Holiday drivers should think safety

From Staff Reports
Automobile travel remains the dominant mode of transportation for Thanksgiving travel plans.
Approximately 90 percent of all travelers, or 39.1 million people, plan to drive to their destinations, say AAA representatives. AAA reminds drivers to utilize safety precautions and recognize “Move Over” laws in their respective state. This will help protect everyone on the roadways from stranded motorists to emergency response vehicles.
It is critical to have an action plan if you become stranded in oncoming traffic as result of a car crash or vehicle breakdown. An estimated 7,630 people died in motor vehicle related fatalities in the first quarter of 2012. That represents a 13.5 percent increase from the same time period in 2011, according to the National Highway of Traffic Safety Administration.
“When you are stranded on the roadside in oncoming traffic, some practices are safer than others,” said Gerry Gutowski, senior vice president, Automotive Services, The Auto Club Group. “Regardless of if you are in a car crash or your car breaks down while you are driving, there are important actions you can take to help protect you and other occupants in your vehicle.”
Since every situation is unique, it is difficult to advise people to be safe in every scenario when they are in the path of oncoming traffic. AAA recommends stranded motorists call law enforcement immediately if they feel unsafe and are concerned other motorists may not see them.
“Everyone should pay attention and keep their eyes on the road to make sure they can respond quickly if they come upon a disabled vehicle,” said Gutowski.

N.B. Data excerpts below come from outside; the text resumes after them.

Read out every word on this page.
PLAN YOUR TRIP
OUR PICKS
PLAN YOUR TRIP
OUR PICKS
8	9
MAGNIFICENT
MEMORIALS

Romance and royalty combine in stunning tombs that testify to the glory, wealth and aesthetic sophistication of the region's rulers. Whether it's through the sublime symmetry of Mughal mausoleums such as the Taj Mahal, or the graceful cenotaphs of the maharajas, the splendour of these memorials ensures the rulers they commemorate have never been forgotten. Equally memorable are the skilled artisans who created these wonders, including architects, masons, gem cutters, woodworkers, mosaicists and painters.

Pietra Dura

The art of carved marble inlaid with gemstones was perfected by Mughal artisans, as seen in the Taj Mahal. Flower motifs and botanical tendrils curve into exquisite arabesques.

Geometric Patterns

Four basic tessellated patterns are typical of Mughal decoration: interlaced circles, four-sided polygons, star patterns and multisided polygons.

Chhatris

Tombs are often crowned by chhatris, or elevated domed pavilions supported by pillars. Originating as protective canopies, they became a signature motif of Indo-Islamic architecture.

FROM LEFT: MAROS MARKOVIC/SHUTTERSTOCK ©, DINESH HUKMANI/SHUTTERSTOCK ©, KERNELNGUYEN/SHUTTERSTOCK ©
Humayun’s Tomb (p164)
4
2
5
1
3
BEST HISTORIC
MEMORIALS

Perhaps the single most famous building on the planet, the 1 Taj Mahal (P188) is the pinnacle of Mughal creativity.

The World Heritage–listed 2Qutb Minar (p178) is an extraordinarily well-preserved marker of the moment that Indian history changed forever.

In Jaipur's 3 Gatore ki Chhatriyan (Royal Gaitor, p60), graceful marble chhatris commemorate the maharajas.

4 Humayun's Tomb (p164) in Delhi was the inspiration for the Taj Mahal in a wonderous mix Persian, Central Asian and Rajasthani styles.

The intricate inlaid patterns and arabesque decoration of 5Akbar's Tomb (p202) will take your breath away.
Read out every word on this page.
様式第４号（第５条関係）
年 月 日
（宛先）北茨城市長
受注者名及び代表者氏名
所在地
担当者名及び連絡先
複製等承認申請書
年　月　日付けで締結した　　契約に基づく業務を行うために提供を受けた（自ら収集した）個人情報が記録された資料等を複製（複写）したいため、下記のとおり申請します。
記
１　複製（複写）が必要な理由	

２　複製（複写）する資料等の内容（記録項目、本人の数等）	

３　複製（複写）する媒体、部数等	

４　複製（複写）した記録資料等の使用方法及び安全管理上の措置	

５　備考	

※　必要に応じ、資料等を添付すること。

How to stay safe when stranded on roadside

Motorists stranded on the roadside should always take extra precautions to make sure everyone in their vehicle is safe, says AAA, including:

• Pull off to the right side of the road. Try to pull over onto the shoulder where you are not in danger of getting struck by traffic.

• Turn on your hazard lights. Make certain your vehicle is visible to other drivers by turning on your vehicle’s emergency flashers. If your lights do not work, exit the vehicle.

• Exit your vehicle opposite the side of oncoming traffic. If you exit your vehicle, wait as far away from it and traffic as possible. Try to stand on a sidewalk or behind a guardrail.

• Call the police for assistance. If you are concerned for your safety and need assistance with traffic control, call local law enforcement for help.